I just don’t have as regular an orbit as the sun.

(The photo in this image was taken by Jon Sullivan, who was kind enough to release it to the public domain.)

Dance and Masculinity

Fictitious Spec Ad

Jeremy over at Good As You blogged about a fictitious student spec ad that recently ran in CMYK magazine. The ad, which can be seen in this post, plays off on the stereotype that a man who does ballet is somehow less masculine than a man who plays football or some other sport. (Of course, I wonder what the guys who do ballet and play football would say to that.) Of course, on another level, some people are taking this as a homophobic ad, concerned about the stereotype that a man who does ballet is most likely gay.

As a gay man who is taking dance (though not ballet at this time) classes, I’m not too bothered by this ad. I have heard people suggest that dance in general and ballet in particular are not masculine activities, and I personally think their point of view is baseless and ignorant. My usual response to such a claim is to either roll my eyes and move the conversation along or to politely challenge the speaker to join me for one dance class before we discuss their opinion. I have yet to have any guy accept that challenge.

Personally, I’m not bothered by the ad because as a dancer, I know the lie behind it. And I know who I am and what I like, and I’m not willing to let the opinion of an ignorant person get to me. It’s really that simple.

However, one of Jeremy’s commenters, Lorion, does raise a good point. There are those people who are hurt by this kind of mentality. Some men — especially younger guys who are still trying to find themselves — are more deeply affected by this. It’s hard to be that seemingly rare teenage boy who’s interested in dance, singing, or theater. Friends who think men should follow more so-called masculine pursuits tend to tease, and that can be hard to handle. In fact, it could exert enough pressure to get a young man to reconsider pursuing such an interest. This is even worse if similar pressure comes from parents. And that is a problem that needs to be addressed.

It seems to me, however, that the proper way to address this problem is on an individual basis. After all, a student spec ad merely expresses an unfortunately common sentiment. That sentiment would have permeated some sectors of our society regardless of whether the ad was published. In some ways, I think it’s good that the ad was published, as it provides and opportunity to address the underlying mentality, its prevalence, and its effect on some people. It also gives us the opportunity to consider how to counteract and otherwise mitigate its effects.

I think that the first and most important step in helping a young man who finds himself ridiculed for having in interest in dance (or anything else) is simply to encourage him.
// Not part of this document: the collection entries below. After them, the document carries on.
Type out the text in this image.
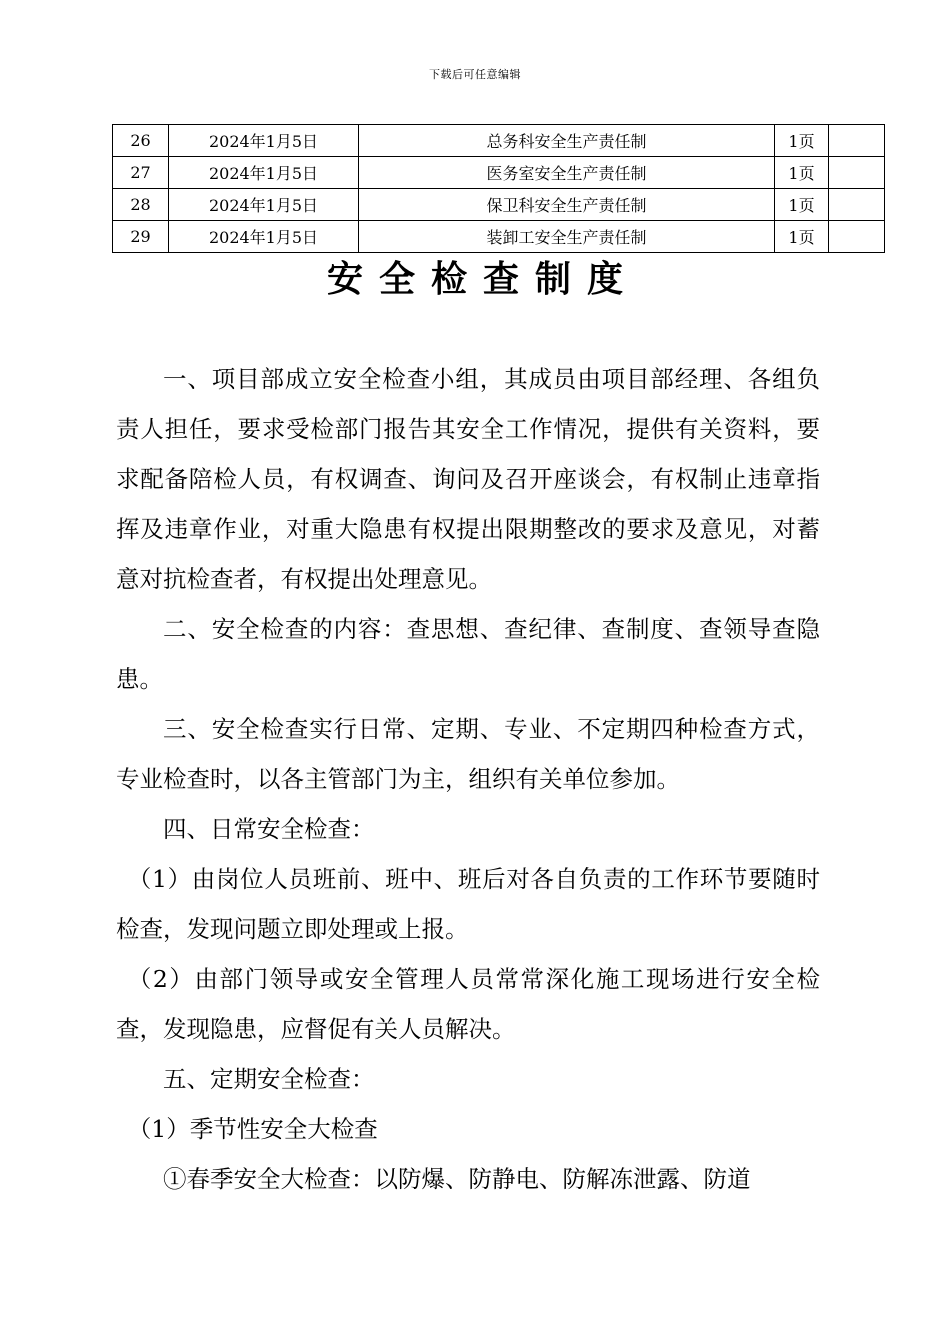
下载后可任意编辑
26	2024年1月5日	总务科安全生产责任制	1页	
27	2024年1月5日	医务室安全生产责任制	1页	
28	2024年1月5日	保卫科安全生产责任制	1页	
29	2024年1月5日	装卸工安全生产责任制	1页	
安全检查制度

一、项目部成立安全检查小组，其成员由项目部经理、各组负责人担任，要求受检部门报告其安全工作情况，提供有关资料，要求配备陪检人员，有权调查、询问及召开座谈会，有权制止违章指挥及违章作业，对重大隐患有权提出限期整改的要求及意见，对蓄意对抗检查者，有权提出处理意见。

二、安全检查的内容：查思想、查纪律、查制度、查领导查隐患。

三、安全检查实行日常、定期、专业、不定期四种检查方式，专业检查时，以各主管部门为主，组织有关单位参加。

四、日常安全检查：

（1）由岗位人员班前、班中、班后对各自负责的工作环节要随时检查，发现问题立即处理或上报。

（2）由部门领导或安全管理人员常常深化施工现场进行安全检查，发现隐患，应督促有关人员解决。

五、定期安全检查：

（1）季节性安全大检查

①春季安全大检查：以防爆、防静电、防解冻泄露、防道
I think it’s important to let him know that while others might not approve of his interests or seem them as worthy of respect and honor, we do. And we need to help him find others who share his interest. (After all, even though I’m secure in my own masculinity, I fully admit that it’s always a pleasant discovery when I find another guy is going to be in a particular class with me.) These things will stop the sense of isolation that such ridicule is usually intended to create and what ultimately empowers it to be hurtful.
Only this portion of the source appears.